Jed rocked back and forth beneath the wide blue sky. He was lying on his back, a green soldier’s blanket laid over his chest, as he was carried on a stretcher held aloft by four men. He saw the beautiful wispy clouds, some connected by gossamer threads of vapor and others seemingly more solid, like great billowy ships adrift in a heavenly sea, and he felt the rhythm of the swaying as the men walked. He had a headache, there was no denying that, and he could hear the people who traveled with him talking as the group moved.

“The only portal left is up on the Shelf, and now with the AZ gone, it’s our only hope.” It was Pook Rayburn talking, and Jed smiled when he recognized the voice. He’d grown to like Pook while working with him on the farm over this past week. He closed his eyes and focused his attention on the voices, hoping that by doing so maybe the headache would fade.

“It’s a long haul, but we’ll make it.” This time it was Dawn Beachy speaking. “We don’t really have any other choice.”

“I hope he’s going to be able to walk at least part of the way,” a third voice said.

There was a loud, derisive sound as one of the men snorted aloud and then spat. “Boy being hurting,” that deep and easily identifiable voice scolded. “Eeguls and boys carrying he all everywhere if needing be.”

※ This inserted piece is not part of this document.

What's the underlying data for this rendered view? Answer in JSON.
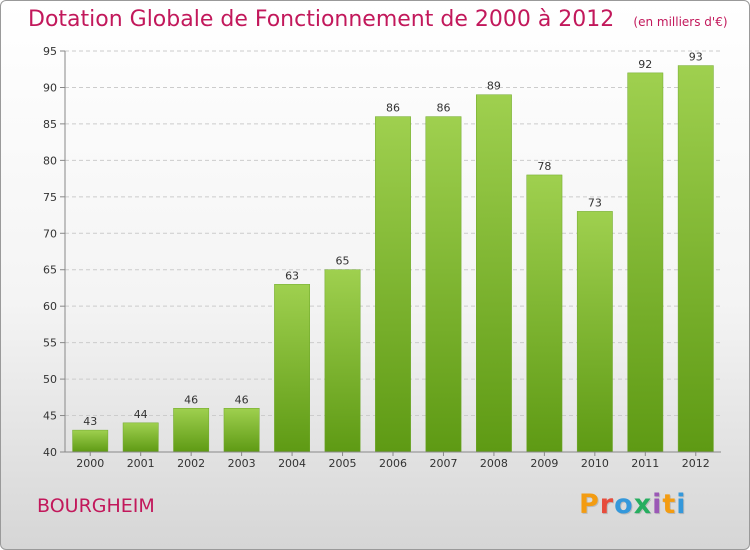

“I understand, Eagles,” the third voice said. Ducky, Jed thought. I know his voice and his tendency to worry. “And I’m not complaining,” Ducky added. “Besides, as short as I am I’m not really carrying any of Jed’s weight at all. I’m just saying it would be nice if he improves and he can walk part of the way.”

“He’s had a major head injury,” Dawn said. “Angelo and I had to do four hours of surgery just to get all the shrapnel from his shattered BICE out of him… all so no little piece would get into his bloodstream or work its way around so that it cut something important.”

“He’s lucky to be alive after that fall,” Pook added.

“Okay!” Ducky said with a sigh. “Just so everyone knows: I’m not complaining about us having to carry Jed. Not at all.”

“We all want him to improve and get better, Ducky,” Dawn said.

“That’s all I was saying,” Ducky said.

Jed opened his eyes again and stared into the sky. So beautiful. The headache blurred a little around the edges, and he concentrated on breathing deeply, tried to focus his attention on where he was and what might be happening. So: his BICE was gone. Shattered in a fall. That was one thing. He tried to access it, as if he believed that what he’d just heard wasn’t true. He concentrated and imagined his BICE control panel coming up, but however much he focused, nothing happened.

He watched the clouds again as they moved, and then closed his eyes and took several very deep breaths. He tried to let all of the tension go out of his body, noting that as he did so, the headache seemed to lessen just a bit. Then he opened his eyes again. He imagined the sky and the clouds as being made of tiny pixels, and he tried to soar up there so he could get a closer look. Nothing happened, so he settled himself again. To be without the BICE interface now… it seemed like trying to think or operate without part of his own mind. Surely all of his new powers hadn’t been stripped from him?

He tried to remember everything he’d been told about how the brain worked. He evened out his breathing again, and this time he really concentrated. He imagined the new synapses that had been formed when the BICE was first installed, and he tried to think of them as little switches that could be flipped on and off at will. He once again pictured himself bringing up his BICE control interface. And this time, something spectacular happened.